# Personal protection dog trainer in calif



## Chris Jones (Jan 26, 2008)

I know of someone in Southern California that is looking for a personal protection dog. They prefer a GSD. Any qualified trainers with dogs that anyone could recommend that I send them to?


----------



## Kyle Sprag (Jan 10, 2008)

that would depend a lot on the handlers experience, bank account and what exactly he is looking for in the dog. Some more info would help. I get asked from time to time the same thing, I know where I would go but for someone else it is weird. Also, many people don't understand the cost that can be involved in a young trained adult.


----------



## Kadi Thingvall (Jan 22, 2007)

I don't know if these guys have anything "in stock" but they are good trainers, honest people, and I'm sure could find your friend something, then help with whatever training needs the dog had.
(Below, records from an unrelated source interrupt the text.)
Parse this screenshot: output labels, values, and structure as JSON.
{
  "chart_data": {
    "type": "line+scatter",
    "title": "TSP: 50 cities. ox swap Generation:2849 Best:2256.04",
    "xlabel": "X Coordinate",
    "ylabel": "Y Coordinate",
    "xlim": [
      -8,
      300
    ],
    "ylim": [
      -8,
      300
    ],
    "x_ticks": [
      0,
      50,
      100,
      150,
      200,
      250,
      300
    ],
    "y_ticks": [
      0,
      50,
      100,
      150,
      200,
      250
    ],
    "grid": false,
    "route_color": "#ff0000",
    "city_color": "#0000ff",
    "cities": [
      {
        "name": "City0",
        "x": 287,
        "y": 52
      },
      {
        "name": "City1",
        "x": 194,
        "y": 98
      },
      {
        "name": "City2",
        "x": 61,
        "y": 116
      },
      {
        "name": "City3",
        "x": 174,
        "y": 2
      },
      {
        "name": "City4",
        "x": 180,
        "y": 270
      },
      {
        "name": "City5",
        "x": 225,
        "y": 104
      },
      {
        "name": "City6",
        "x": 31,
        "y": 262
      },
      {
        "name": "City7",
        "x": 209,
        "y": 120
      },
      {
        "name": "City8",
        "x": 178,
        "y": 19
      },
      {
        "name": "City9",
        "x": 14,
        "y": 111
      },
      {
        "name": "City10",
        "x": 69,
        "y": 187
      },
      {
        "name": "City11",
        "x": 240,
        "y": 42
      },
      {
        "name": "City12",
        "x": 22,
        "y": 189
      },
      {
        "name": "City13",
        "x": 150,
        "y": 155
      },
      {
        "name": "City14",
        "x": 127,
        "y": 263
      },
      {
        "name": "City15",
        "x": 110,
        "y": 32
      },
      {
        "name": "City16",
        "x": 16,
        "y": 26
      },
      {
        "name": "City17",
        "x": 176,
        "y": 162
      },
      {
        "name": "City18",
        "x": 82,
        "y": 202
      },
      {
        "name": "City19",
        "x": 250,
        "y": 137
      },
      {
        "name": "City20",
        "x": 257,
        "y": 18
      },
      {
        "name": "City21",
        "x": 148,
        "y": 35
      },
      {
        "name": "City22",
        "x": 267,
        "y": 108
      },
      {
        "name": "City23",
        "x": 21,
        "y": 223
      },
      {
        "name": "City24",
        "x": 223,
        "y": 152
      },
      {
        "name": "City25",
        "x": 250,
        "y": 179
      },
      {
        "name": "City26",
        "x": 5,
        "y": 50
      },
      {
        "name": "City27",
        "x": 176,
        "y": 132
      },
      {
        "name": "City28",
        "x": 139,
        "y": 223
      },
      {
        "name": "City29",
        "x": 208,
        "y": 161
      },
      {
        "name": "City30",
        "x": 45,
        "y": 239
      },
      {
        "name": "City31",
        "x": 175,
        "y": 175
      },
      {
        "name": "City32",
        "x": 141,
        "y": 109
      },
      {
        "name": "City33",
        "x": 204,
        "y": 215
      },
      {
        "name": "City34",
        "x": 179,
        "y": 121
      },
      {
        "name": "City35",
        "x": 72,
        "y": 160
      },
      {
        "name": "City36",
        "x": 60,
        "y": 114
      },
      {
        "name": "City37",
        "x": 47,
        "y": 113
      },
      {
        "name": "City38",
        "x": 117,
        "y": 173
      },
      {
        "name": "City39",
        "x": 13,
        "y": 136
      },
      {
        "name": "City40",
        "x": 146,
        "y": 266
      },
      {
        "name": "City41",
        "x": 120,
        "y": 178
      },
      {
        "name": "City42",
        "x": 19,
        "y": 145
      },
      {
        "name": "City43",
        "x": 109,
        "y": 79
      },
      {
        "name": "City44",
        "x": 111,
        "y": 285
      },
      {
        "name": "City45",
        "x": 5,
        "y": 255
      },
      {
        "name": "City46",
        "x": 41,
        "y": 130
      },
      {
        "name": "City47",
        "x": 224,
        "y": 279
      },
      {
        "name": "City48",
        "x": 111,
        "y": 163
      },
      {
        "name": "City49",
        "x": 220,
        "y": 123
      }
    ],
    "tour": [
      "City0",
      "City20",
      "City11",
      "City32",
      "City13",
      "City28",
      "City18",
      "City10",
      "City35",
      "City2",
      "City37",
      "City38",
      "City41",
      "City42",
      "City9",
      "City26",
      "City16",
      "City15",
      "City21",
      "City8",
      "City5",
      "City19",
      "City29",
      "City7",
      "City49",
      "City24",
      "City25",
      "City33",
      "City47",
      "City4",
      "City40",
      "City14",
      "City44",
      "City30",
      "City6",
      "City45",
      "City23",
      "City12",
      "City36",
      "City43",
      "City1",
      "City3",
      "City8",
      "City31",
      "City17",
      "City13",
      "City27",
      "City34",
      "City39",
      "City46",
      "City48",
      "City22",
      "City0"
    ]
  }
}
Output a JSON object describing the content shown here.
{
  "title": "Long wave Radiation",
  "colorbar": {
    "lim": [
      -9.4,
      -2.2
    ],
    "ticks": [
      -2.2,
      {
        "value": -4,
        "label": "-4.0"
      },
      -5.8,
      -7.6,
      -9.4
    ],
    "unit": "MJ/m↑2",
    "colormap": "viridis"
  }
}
Pete is a GSD breeder, so the best chance of him having GSDs for sale right now.

Adrian Centeno - http://www.training4dogz.com/ This is who I train my FR dogs with
Brian Callin - http://whoswalkingwho.com/ We've done some PSA training together
Pete Medina - http://goldenstatek9trainingacademy.com/ I use his facility all the time for training

I think the Whos Walking Who is actually a group of multiple trainers, Brian is the only one I have experience with, so I couldn't give an opinion on the others.


----------